Ein Kleidungsstück, das nach dem Waschgang die Farbe eines anderen angenommen hat, ist nicht verloren. Aber das Zeitfenster, in dem sich das noch beheben lässt, schließt sich – und zwar beim Trocknen. Alles Weitere, die Wahl des Mittels, die Temperatur, die Einwirkzeit, kommt erst nach dieser ersten Entscheidung.
Dieser Beitrag beschreibt die Methode, was das Etikett tatsächlich erlaubt, und die Mischung, die Menschen ins Krankenhaus bringt, weil sie es besonders gut machen wollten.
Warum der erste Handgriff eine Unterlassung ist
Der Trockner ist an dieser Stelle Ihr Gegner. Seine Hitze treibt die fremden Pigmente ins Innere der Faser, wo kein Bad sie mehr erreicht. Solange der Stoff feucht ist, bleibt der Farbübertrag behandelbar – danach in aller Regel nicht mehr.

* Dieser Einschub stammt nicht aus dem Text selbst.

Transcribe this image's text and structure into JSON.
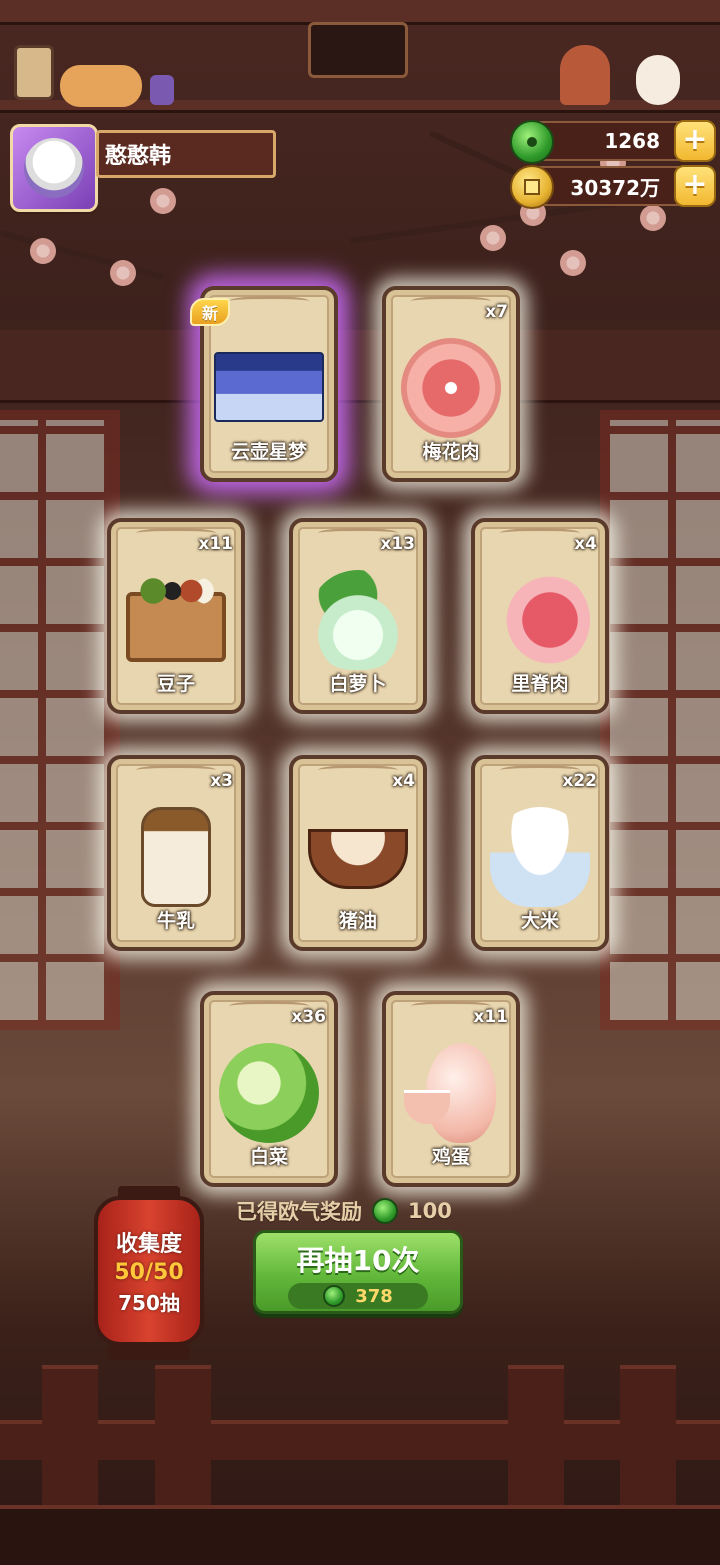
{
  "player": {
    "name": "憨憨韩"
  },
  "currencies": {
    "jade": {
      "amount": "1268",
      "icon": "jade-icon"
    },
    "coins": {
      "amount": "30372万",
      "icon": "coin-icon"
    }
  },
  "cards": [
    {
      "name": "云壶星梦",
      "count": "",
      "badge": "新",
      "rarity": "special",
      "icon": "banner-art-icon"
    },
    {
      "name": "梅花肉",
      "count": "x7",
      "icon": "pork-shoulder-icon"
    },
    {
      "name": "豆子",
      "count": "x11",
      "icon": "beans-box-icon"
    },
    {
      "name": "白萝卜",
      "count": "x13",
      "icon": "white-radish-icon"
    },
    {
      "name": "里脊肉",
      "count": "x4",
      "icon": "tenderloin-icon"
    },
    {
      "name": "牛乳",
      "count": "x3",
      "icon": "milk-jar-icon"
    },
    {
      "name": "猪油",
      "count": "x4",
      "icon": "lard-bowl-icon"
    },
    {
      "name": "大米",
      "count": "x22",
      "icon": "rice-bowl-icon"
    },
    {
      "name": "白菜",
      "count": "x36",
      "icon": "cabbage-icon"
    },
    {
      "name": "鸡蛋",
      "count": "x11",
      "icon": "egg-icon"
    }
  ],
  "bonus": {
    "label": "已得欧气奖励",
    "value": "100"
  },
  "collection": {
    "title": "收集度",
    "progress": "50/50",
    "draws": "750抽"
  },
  "draw_button": {
    "label": "再抽10次",
    "cost": "378"
  },
  "colors": {
    "jade": "#3aa02a",
    "gold": "#ffc83a",
    "card_bg": "#e8d6b0",
    "special_glow": "#ce6eff"
  }
}
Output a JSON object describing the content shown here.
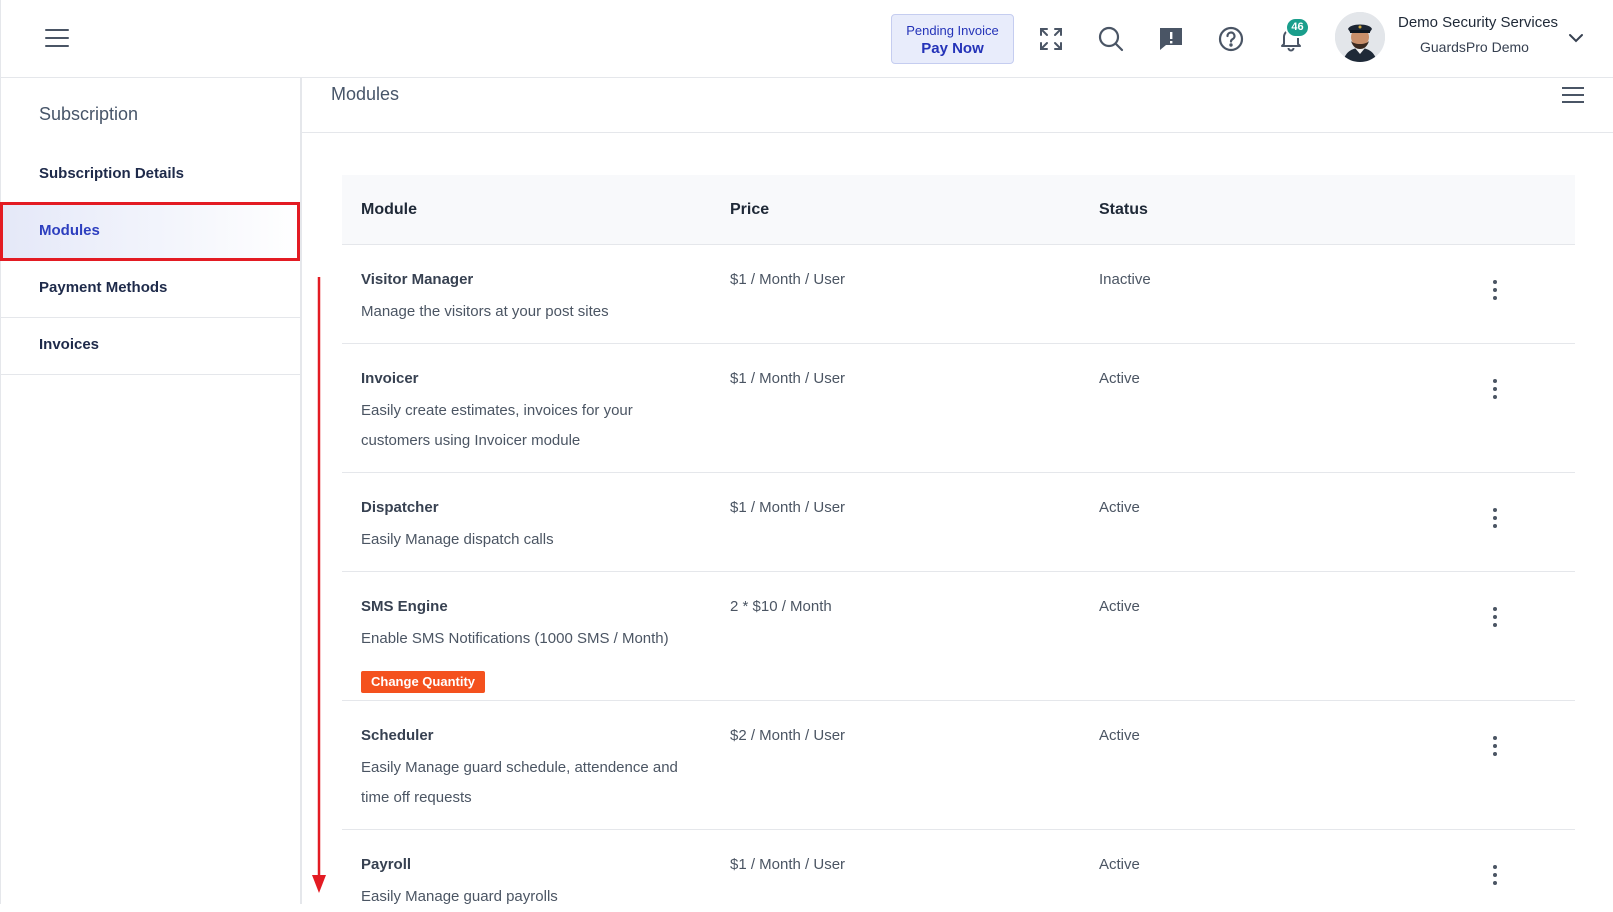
{
  "header": {
    "pending_invoice_label": "Pending Invoice",
    "pay_now_label": "Pay Now",
    "notification_count": "46",
    "user_name": "Demo Security Services",
    "company_name": "GuardsPro Demo"
  },
  "sidebar": {
    "title": "Subscription",
    "items": [
      {
        "label": "Subscription Details"
      },
      {
        "label": "Modules"
      },
      {
        "label": "Payment Methods"
      },
      {
        "label": "Invoices"
      }
    ],
    "active_item": "Modules"
  },
  "main": {
    "title": "Modules",
    "columns": [
      "Module",
      "Price",
      "Status"
    ],
    "rows": [
      {
        "name": "Visitor Manager",
        "description": "Manage the visitors at your post sites",
        "price": "$1 / Month / User",
        "status": "Inactive"
      },
      {
        "name": "Invoicer",
        "description": "Easily create estimates, invoices for your customers using Invoicer module",
        "price": "$1 / Month / User",
        "status": "Active"
      },
      {
        "name": "Dispatcher",
        "description": "Easily Manage dispatch calls",
        "price": "$1 / Month / User",
        "status": "Active"
      },
      {
        "name": "SMS Engine",
        "description": "Enable SMS Notifications (1000 SMS / Month)",
        "price": "2 * $10 / Month",
        "status": "Active",
        "action_label": "Change Quantity"
      },
      {
        "name": "Scheduler",
        "description": "Easily Manage guard schedule, attendence and time off requests",
        "price": "$2 / Month / User",
        "status": "Active"
      },
      {
        "name": "Payroll",
        "description": "Easily Manage guard payrolls",
        "price": "$1 / Month / User",
        "status": "Active"
      }
    ]
  },
  "colors": {
    "accent": "#2433b8",
    "highlight": "#e31b23",
    "change_qty": "#f4511e",
    "badge": "#1a9e8c"
  }
}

Ebenso wenig hilft es, das Teil einfach noch einmal ohne Zusatz durch die Maschine zu schicken. Das verteilt die gelöste Farbe nur auf den Rest der Trommel. Halten Sie das Kleidungsstück feucht und arbeiten Sie von Hand weiter.
Wässern statt waschen
Beginnen Sie mit einer Schüssel lauwarmem Wasser und tauchen Sie das ganze Stück unter. Bewegen Sie es sanft, damit die gelösten Pigmente in Schwebe bleiben und sich verdünnen, statt sich neu abzusetzen.

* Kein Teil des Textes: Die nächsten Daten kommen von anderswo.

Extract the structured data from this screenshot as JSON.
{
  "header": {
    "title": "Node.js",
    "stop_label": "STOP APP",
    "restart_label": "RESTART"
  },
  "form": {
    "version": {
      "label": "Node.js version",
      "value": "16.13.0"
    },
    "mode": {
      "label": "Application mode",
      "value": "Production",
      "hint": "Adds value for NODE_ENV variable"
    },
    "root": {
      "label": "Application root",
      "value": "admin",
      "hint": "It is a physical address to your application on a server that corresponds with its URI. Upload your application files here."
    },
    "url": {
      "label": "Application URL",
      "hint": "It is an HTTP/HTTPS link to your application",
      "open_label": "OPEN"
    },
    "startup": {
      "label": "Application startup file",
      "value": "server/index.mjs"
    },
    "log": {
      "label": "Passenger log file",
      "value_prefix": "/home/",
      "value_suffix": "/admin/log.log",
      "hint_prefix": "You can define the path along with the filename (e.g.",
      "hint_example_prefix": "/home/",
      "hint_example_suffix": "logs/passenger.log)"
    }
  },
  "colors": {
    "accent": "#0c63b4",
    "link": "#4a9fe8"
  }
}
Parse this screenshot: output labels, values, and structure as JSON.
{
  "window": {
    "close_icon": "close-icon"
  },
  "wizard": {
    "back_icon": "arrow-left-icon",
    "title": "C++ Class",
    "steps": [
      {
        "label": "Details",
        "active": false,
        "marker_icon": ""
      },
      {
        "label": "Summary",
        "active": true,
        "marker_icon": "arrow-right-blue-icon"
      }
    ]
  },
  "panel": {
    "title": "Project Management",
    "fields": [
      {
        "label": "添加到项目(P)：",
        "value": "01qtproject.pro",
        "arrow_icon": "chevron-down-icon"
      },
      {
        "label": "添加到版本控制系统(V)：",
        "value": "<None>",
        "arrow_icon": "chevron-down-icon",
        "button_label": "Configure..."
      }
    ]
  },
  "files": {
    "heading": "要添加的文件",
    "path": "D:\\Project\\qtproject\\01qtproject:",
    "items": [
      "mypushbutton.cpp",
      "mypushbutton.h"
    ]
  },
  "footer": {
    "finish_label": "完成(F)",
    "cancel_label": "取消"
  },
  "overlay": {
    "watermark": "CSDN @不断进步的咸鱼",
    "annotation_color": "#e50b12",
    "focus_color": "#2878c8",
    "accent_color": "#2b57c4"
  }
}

Für die Maschine gilt dasselbe Prinzip: höchstens 40 °C bei Baumwolle. Mäßige Wärme öffnet die Faser gerade so weit, dass sie etwas abgibt, ohne den Übertrag zu fixieren.
Erst an einer Innennaht, dann überall
Prüfen Sie jedes Mittel auf links, an einer verdeckten Naht, und warten Sie einige Minuten. Das ist der einzige Weg zu sehen, ob es nicht die Farbe des Textils selbst angreift.
Und lesen Sie vorher das Pflegeetikett. Der Code dafür ist genormt – DIN EN ISO 3758, Ausgabe April 2024 – und regelt die Symbole für Waschen, Bleichen, Trocknen, Bügeln und die professionelle Textilpflege. Das Bleichsymbol ist hier das entscheidende: Manche Gewebe vertragen kein Bleichmittel, andere nur solche auf Sauerstoffbasis.
Wie verschiedene Fasern reagieren
Baumwolle und Leinen sind sehr saugfähig und nehmen Farbstoffe entsprechend bereitwillig auf. Die Rettung braucht hier mehr Geduld und mehr Durchgänge.
Polyester und andere Synthetikfasern halten wandernde Pigmente besser ab; oft genügt ein zügiger Waschgang. Seide dagegen verträgt aggressive chemische Behandlungen schlecht – hier ist Zurückhaltung die bessere Strategie.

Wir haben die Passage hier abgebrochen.